350.org founder Bill McKibben made a statement applauding the move, saying: “The World Council of Churches reminds us that morality demands thinking as much about the future as about ourselves–and that there’s no threat to the future greater than the unchecked burning of fossil fuels. This is a remarkable moment for the 590 million Christians in its member denominations: a huge percentage of humanity says today ‘this far and no further.’”
The WCC is just the latest religious organization to divest themselves of fossil fuel investments. The United Church of Christ passed a fossil fuel divestment strategy in June of last year, and both New York City’s Union Theological Seminary and the Unitarian Universalist Association voted to do the same last month.
It’s not clear if Thursday’s decision only applies to the finance committee or to the member churches as well. For example, the Church of England said it could not yet comment on what the decision meant for its own investments.
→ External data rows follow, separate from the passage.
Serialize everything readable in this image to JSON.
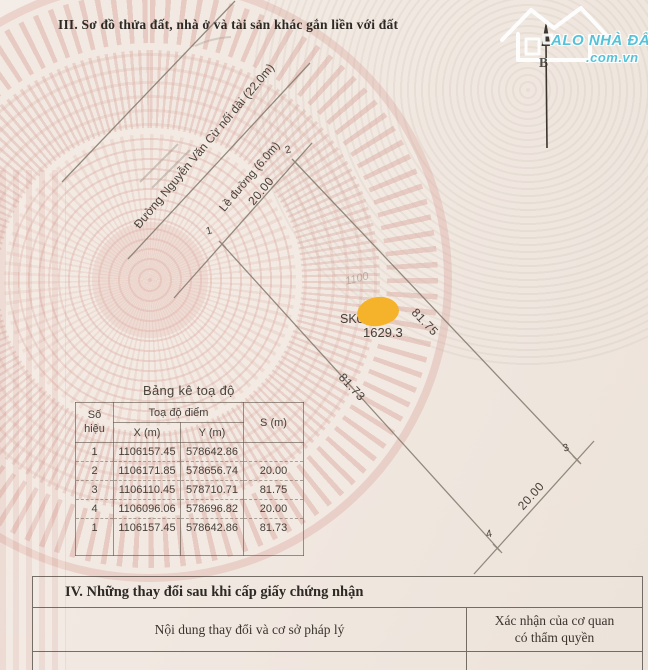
{
  "page": {
    "section3_title": "III. Sơ đồ thửa đất, nhà ở và tài sản khác gắn liền với đất",
    "section4_title": "IV. Những thay đổi sau khi cấp giấy chứng nhận",
    "change_content_label": "Nội dung thay đổi và cơ sở pháp lý",
    "authority_label_line1": "Xác nhận của cơ quan",
    "authority_label_line2": "có thẩm quyền"
  },
  "watermark_logo": {
    "brand": "ALO NHÀ ĐẤT",
    "domain": ".com.vn",
    "brand_color": "#54c2d8",
    "house_icon": "house-icon"
  },
  "diagram": {
    "north_label": "B",
    "road_label": "Đường Nguyễn Văn Cừ nối dài (22.0m)",
    "sidewalk_label": "Lề đường (6.0m)",
    "front_dim": "20.00",
    "right_dim": "81.75",
    "left_dim": "81.73",
    "back_dim": "20.00",
    "parcel_code": "SK0",
    "parcel_area": "1629.3",
    "ghost_note": "1100",
    "point_1": "1",
    "point_2": "2",
    "point_3": "3",
    "point_4": "4",
    "redaction_color": "#f5b22b"
  },
  "coord_table": {
    "title": "Bảng kê toạ độ",
    "col_point": "Số\nhiệu",
    "col_group": "Toạ độ điểm",
    "col_x": "X (m)",
    "col_y": "Y (m)",
    "col_s": "S (m)",
    "rows": [
      {
        "id": "1",
        "x": "1106157.45",
        "y": "578642.86",
        "s": ""
      },
      {
        "id": "2",
        "x": "1106171.85",
        "y": "578656.74",
        "s": "20.00"
      },
      {
        "id": "3",
        "x": "1106110.45",
        "y": "578710.71",
        "s": "81.75"
      },
      {
        "id": "4",
        "x": "1106096.06",
        "y": "578696.82",
        "s": "20.00"
      },
      {
        "id": "1",
        "x": "1106157.45",
        "y": "578642.86",
        "s": "81.73"
      }
    ]
  }
}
Occupy World Writes applauds the WCC and other religious organizations that have taken this step. By recognizing the ethical conflict implicit in those investments, these organizations have proven that they can change and adapt to the times while preserving their moral character. When the Union Theological Seminary’s decision was published, the seminary’s president, Serene Jones, said: “Scripture tells us that all of the world is God’s precious creation, and our place within it is to care for and respect the health of the whole. Climate change poses a catastrophic threat, and as stewards of God’s creation we simply must act.”